Une question d’affirmation nationale
Avec l’évolution d’une société de plus en plus diversifiée, la question de l’identité collective et de ses expressions culturelles est au cœur de nombreux débats tant au Québec que dans ses relations avec le reste du Canada, analyse Gwenaëlle Reyt. « Affirmer une identité alimentaire ou la remettre en question n’est pas sans conséquences. Bien qu’elles soient le résultat, elle-même en évolution, d’influences multiples, les cuisines nationales sont des constructions liées à l’affirmation nationale », souligne-t-elle.
Sans prétendre à l’exhaustivité, ses recherches ont posé les bases d’une réflexion sur l’identité alimentaire québécoise.

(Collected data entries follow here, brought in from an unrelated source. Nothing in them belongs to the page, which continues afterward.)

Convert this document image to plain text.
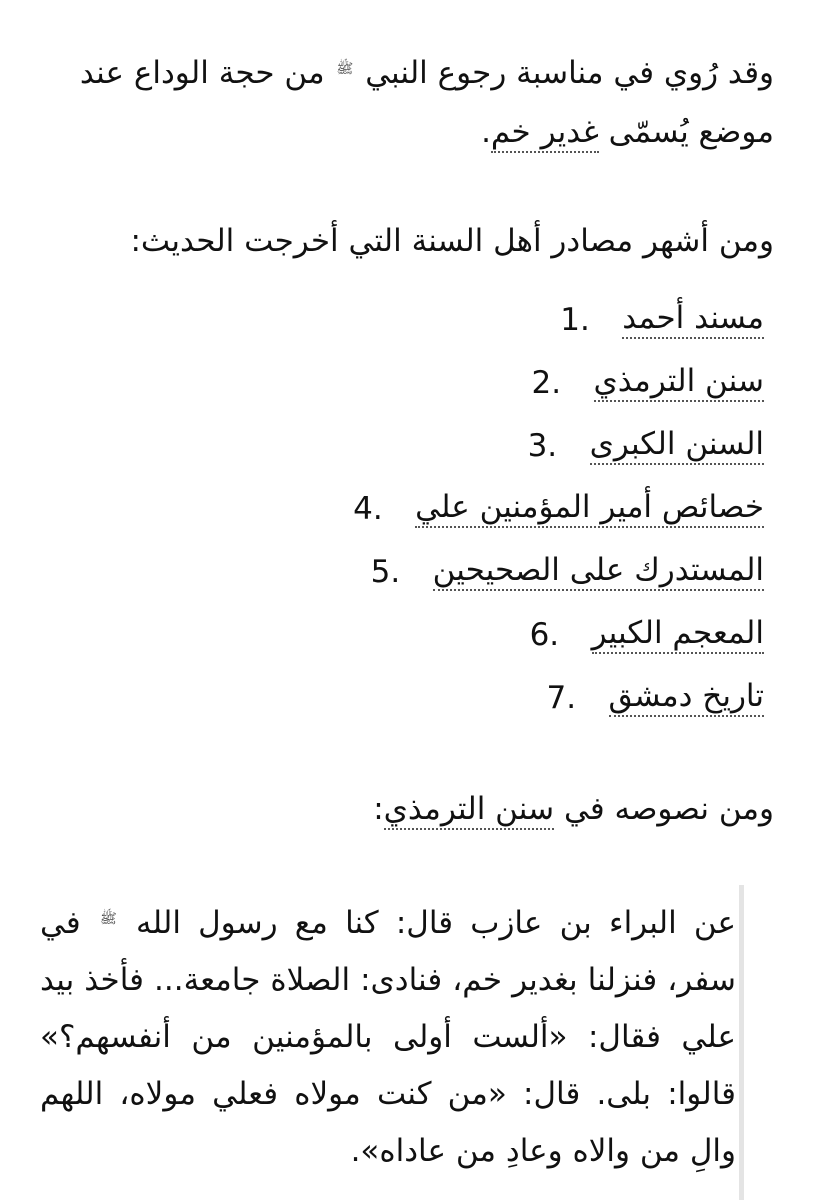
وقد رُوي في مناسبة رجوع النبي $^ﷺ$ من حجة الوداع عند موضع يُسمّى غدير خم.

ومن أشهر مصادر أهل السنة التي أخرجت الحديث:

مسند أحمد
1.
سنن الترمذي
2.
السنن الكبرى
3.
خصائص أمير المؤمنين علي
4.
المستدرك على الصحيحين
5.
المعجم الكبير
6.
تاريخ دمشق
7.

ومن نصوصه في سنن الترمذي:

عن البراء بن عازب قال: كنا مع رسول الله $^ﷺ$ في سفر، فنزلنا بغدير خم، فنادى: الصلاة جامعة... فأخذ بيد علي فقال: «ألست أولى بالمؤمنين من أنفسهم؟» قالوا: بلى. قال: «من كنت مولاه فعلي مولاه، اللهم والِ من والاه وعادِ من عاداه».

Et comme ses travaux s’inscrivent dans le cadre du doctorat en études urbaines, elle fait un lien avec le tourisme. «Nous observons ces dernières années l’essor du tourisme gastronomique et la volonté des villes de se positionner sur ce créneau attractif et rentable», analyse-t-elle.
Les identités alimentaires, poursuit le chercheur, constituent un enjeu touristique et de développement économique et territorial pour le Québec et Montréal. « Alors que de nombreux visiteurs et nouveaux arrivants continuent de se poser la question qui sous-tend ma thèse : qu’est-ce que la cuisine québécoise et où peut-on la déguster ? – et tant que les réponses manqueront, l’exploration des expressions des identités alimentaires québécoises restera pertinente », conclut-elle.